En effet, réduire la durée des traitements et le recours à la chirurgie pour les nouveaux diagnostics de cancer du sein — qui auraient possiblement touché plus de 30 000 femmes au Canada en 2024, selon la Société canadienne du cancer — permettrait non seulement d’améliorer l’expérience des personnes sous traitement, mais réduirait également le fardeau pour le système de santé, qui peine à répondre aux besoins de la population en matière de chirurgie.
À propos des études
Étude SPORT-CK, menée au CUSM entre octobre 2016 et juillet 2022
- 25 patientes de 60 ans et plus atteintes d’un cancer du sein à faible risque (grades 1-2, ER+, Her2-; âge médian de 67 ans) ont reçu une dose unique de radiothérapie préopératoire suivie d’une chirurgie dans les 72 heures.
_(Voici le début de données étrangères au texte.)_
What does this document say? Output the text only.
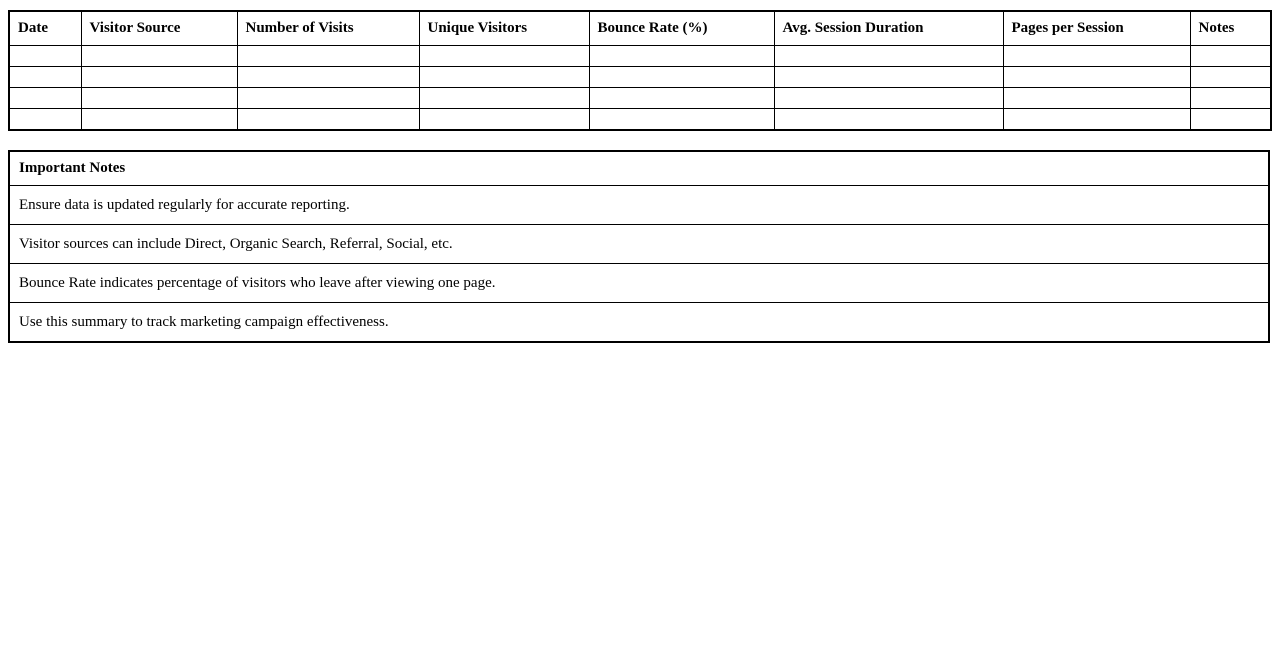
Date	Visitor Source	Number of Visits	Unique Visitors	Bounce Rate (%)	Avg. Session Duration	Pages per Session	Notes

Important Notes
Ensure data is updated regularly for accurate reporting.
Visitor sources can include Direct, Organic Search, Referral, Social, etc.
Bounce Rate indicates percentage of visitors who leave after viewing one page.
Use this summary to track marketing campaign effectiveness.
Le suivi médian des patientes s’est échelonné sur 60 mois.
- Résultats :
- Aucune complication chirurgicale majeure, des effets secondaires minimes, et un bon résultat esthétique pour presque toutes les patientes.
- Aucun cas de récidive n’a été observé après 5 ans. Des études supplémentaires sont nécessaires pour confirmer ces résultats à long terme.
- Référence : Dima Mahmoud, Michael Yassa, Leticia Alvarado, Christine Lambert, Sarkis Meterissian, Dawn Anderson, Francine Tremblay, Naim Otaky, John Keyserlingk, Valerie Panet-Raymond, Neil Kopek, Marc David, Marie Duclos, Catherine Pembroke, David Fleiszer, Ari N Meguerditchian, Antoine Loutfi, Danny Lavigne, Tarek Hijal, Single pre-operative radiation therapy (SPORT-CK) trial for low-risk breast cancer: Early results of a phase 2 study, Radiotherapy and Oncology, Volume 200, 2024, 110510, ISSN 0167-8140.
https://doi.org/10.1016/j.radonc.2024.110510
Étude SPORT-DS, menée à l’HMR entre juin 2018 et décembre 2019
- 13 patientes de 65 ans et plus atteintes d’un cancer du sein à faible risque (grade 1-2, ER+, Her2-; âge médian de 71 ans) ont reçu une dose unique de radiothérapie préopératoire suivie d’une chirurgie trois mois plus tard. Le suivi médian des patientes s’est échelonné sur 48,5 mois.
- Résultats :
- 85 % des patientes ont vu leur tumeur rétrécir, avec des effets secondaires minimes comme des réactions cutanées légères et des douleurs mammaires.
- Une patiente a eu une disparition complète de la tumeur.
- Après 3 ans, 60 % des patientes ont jugé leur résultat esthétique comme bon ou excellent.
- Le moment de la chirurgie n’a pas été jugé optimal, à cause de l’inflammation causée par la radiothérapie présente à ce moment.
- Référence : Danny Lavigne, Tarek Hijal, Peter Vavassis, Marie-Christine Guilbert, Lucas Sideris, Pierre Dubé, Mai-Kim Gervais, Guy Leblanc, Michel-Pierre Dufresne, David Nguyen, David Tiberi, Dima Mahmoud, Michael Yassa, Single preoperative radiation therapy with delayed surgery for low-risk breast cancer: Oncologic outcome, toxicity and cosmesis of the SPORT-DS phase I trial, Radiotherapy and Oncology, Volume 200, 2024, 110515, ISSN 0167-8140.